ETA COMPUTE’S ECM3532 AI SENSOR BOARD WITH TENSAI SOC FOR TINYML

Summary of ETA COMPUTE’S ECM3532 AI SENSOR BOARD WITH TENSAI SOC FOR TINYML


Eta Compute’s ECM3532 AI Sensor board is a tiny, low-power TinyML development platform combining an Arm Cortex-M3 MCU and an NXP CoolFlux DSP for on-device ML. It integrates microphones, environmental and motion sensors, BLE connectivity, battery support, data logging, and expansion options, targeting sound classification, keyword spotting, activity/context awareness, and defect detection for IoT prototypes.

Parts used in the ECM3532 AI Sensor board:

  • Arm Cortex-M3 microcontroller (up to 100 MHz)
  • 512KB FLASH
  • 256KB SRAM
  • 8KB BootROM
  • NXP CoolFlux 16-bit DSP (with 32KB program memory, 64KB data memory)
  • 2 x PDM MEMS Microphones: TDK-Invensense ICS-41350
  • Pressure/Temperature sensor: BOSCH BMP388
  • 6-axis MEMS Accelerometer/Gyro: TDK-Invensense ICM-20602
  • Battery cradle for a CR2032 battery
  • Bluetooth Low Energy module: ABOV A31R118 with antenna (BLE v4.2)
  • Micro SD card slot for RF extension
  • 6-pin UART and power port
  • 64Mbit serial Flash for data logging
  • 5 LEDs and push-button

Eta Compute’s ECM3532 AI Sensor board is a low-power AI development platform with advanced sensors, compatible with sound classification, keyword spotting, activity classification, context awareness, and defect detection. It has an embedded Cortex-M3 microcontroller that functions up to a frequency of 100 Mhz, and NXP CoolFlux 16-bit DSP dedicated for machine learning using TinyML technology.

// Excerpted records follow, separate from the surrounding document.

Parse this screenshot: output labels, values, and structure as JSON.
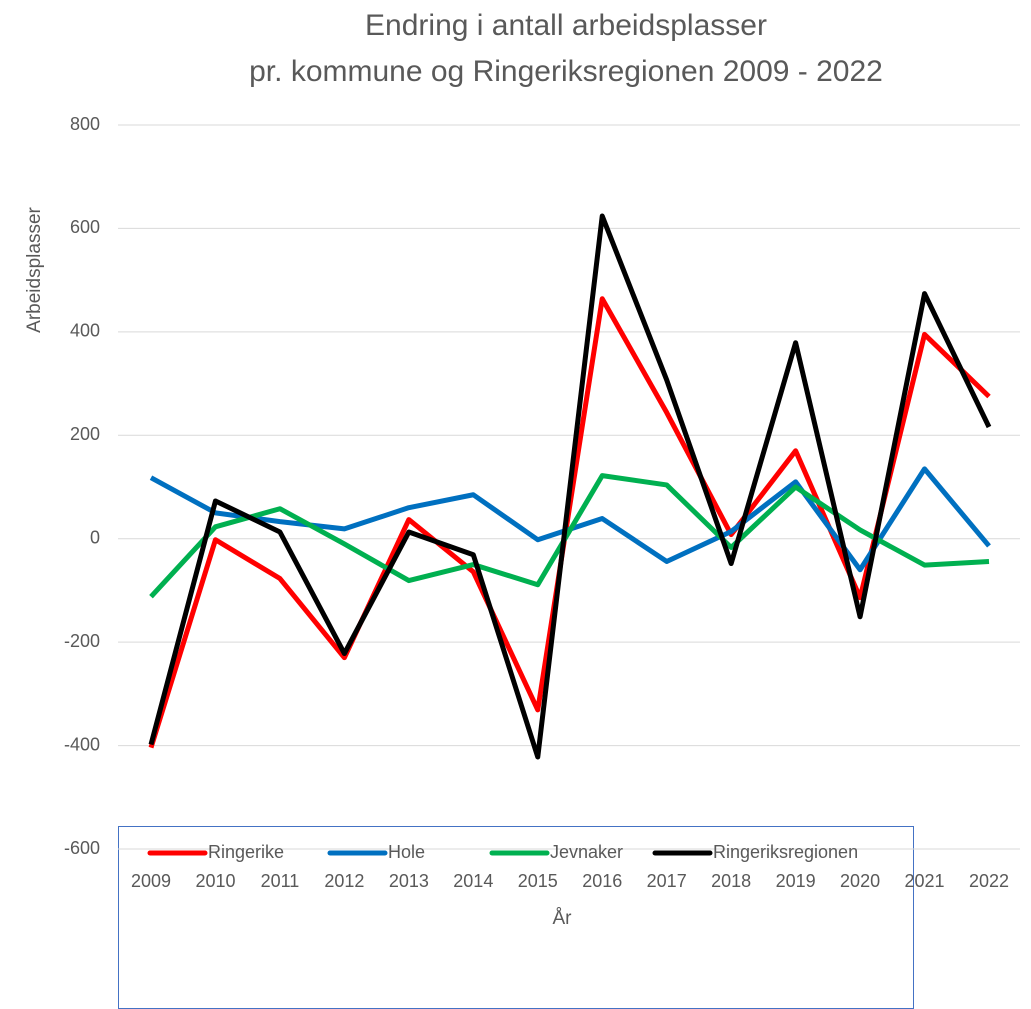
{
  "chart_data": {
    "type": "line",
    "title": [
      "Endring i antall arbeidsplasser",
      "pr. kommune og Ringeriksregionen 2009 - 2022"
    ],
    "x_label": "År",
    "y_label": "Arbeidsplasser",
    "categories": [
      "2009",
      "2010",
      "2011",
      "2012",
      "2013",
      "2014",
      "2015",
      "2016",
      "2017",
      "2018",
      "2019",
      "2020",
      "2021",
      "2022"
    ],
    "series": [
      {
        "name": "Ringerike",
        "color": "#ff0000",
        "values": [
          -404,
          -2,
          -77,
          -230,
          37,
          -64,
          -331,
          464,
          244,
          8,
          170,
          -114,
          395,
          275
        ]
      },
      {
        "name": "Hole",
        "color": "#0070c0",
        "values": [
          118,
          50,
          33,
          19,
          60,
          85,
          -2,
          39,
          -44,
          14,
          110,
          -60,
          135,
          -14
        ]
      },
      {
        "name": "Jevnaker",
        "color": "#00b050",
        "values": [
          -112,
          23,
          58,
          -10,
          -81,
          -50,
          -89,
          122,
          104,
          -17,
          100,
          17,
          -51,
          -44
        ]
      },
      {
        "name": "Ringeriksregionen",
        "color": "#000000",
        "values": [
          -398,
          73,
          13,
          -222,
          13,
          -31,
          -422,
          624,
          307,
          -48,
          379,
          -151,
          474,
          216
        ]
      }
    ],
    "ylim": [
      -600,
      800
    ],
    "yticks": [
      -600,
      -400,
      -200,
      0,
      200,
      400,
      600,
      800
    ],
    "grid": true,
    "legend": "bottom"
  }
}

The AI sensor board integrates two microphones, one pressure and temperature sensor, and one 6-axis MEMS accelerometer and gyroscope. The ECM3532 AI sensor board also comes with small form factor with 1.4” x 1.4” dimensions, a built-in battery socket, and flexible Bluetooth connectivity with the A31R118 chip, this makes it suitable for IoT deployment and experimentation of application prototypes. The AI sensor board also has an expansion connector that simplifies the addition of other RF interfaces.

Key Features

  • Arm Cortex-M3 core works up to 100 MHz with less than 5μA/MHz run mode
  • Integrated 512KB FLASH, 256KB SRAM, and 8KB BootROM
  • NXP CoolFlux 16-bit DSP with 32KB program memory, 64KB data memory
  • 2 x PDM MEMS Microphones: TDK-Invensense ICS-41350
  • 1 x Pressure/Temperature sensor: BOSCH BMP388
  • 1 x 6-axis MEMS Accel/Gyro: TDK-Invensense ICM-20602
  • Battery cradle for a CR2032 battery
  • Bluetooth Low Energy on board: BLE v4.2: ABOV A31R118 and antenna
  • Extension for other types of RF through Micro SD card slot
  • 6 pin UART and power port
  • 64Mbit serial Flash for data logging
  • 5 LEDs and push-button

Read more: ETA COMPUTE’S ECM3532 AI SENSOR BOARD WITH TENSAI SOC FOR TINYML

Quick Solutions to Questions related to ECM3532 AI Sensor board:

  • What processors are on the ECM3532 AI Sensor board?
    It includes an Arm Cortex-M3 microcontroller and an NXP CoolFlux 16-bit DSP.
  • Can the board run TinyML applications?
    Yes, the board is designed for TinyML machine learning workloads using the CoolFlux DSP and Cortex-M3.
  • What microphones are integrated on the board?
    It has 2 PDM MEMS microphones: TDK-Invensense ICS-41350.
  • Does the board include motion sensing?
    Yes, it includes a 6-axis MEMS accelerometer and gyroscope TDK-Invensense ICM-20602.
  • How is wireless connectivity provided?
    Bluetooth Low Energy v4.2 is provided by the ABOV A31R118 and an antenna.
  • Is there on-board data logging storage?
    Yes, it includes a 64Mbit serial Flash for data logging.
  • What environmental sensor is included?
    It includes a BOSCH BMP388 pressure and temperature sensor.
  • Can the board operate on battery power?
    Yes, it has a battery cradle for a CR2032 battery.
  • Does the board support expansion for other RF interfaces?
    Yes, it has an extension via a Micro SD card slot for other RF interfaces.
  • What interfaces are available for serial communication and power?
    It provides a 6-pin UART and power port.

About The Author

Muhammad Bilal

I am a highly skilled and motivated individual with a Master's degree in Computer Science. I have extensive experience in technical writing and a deep understanding of SEO practices.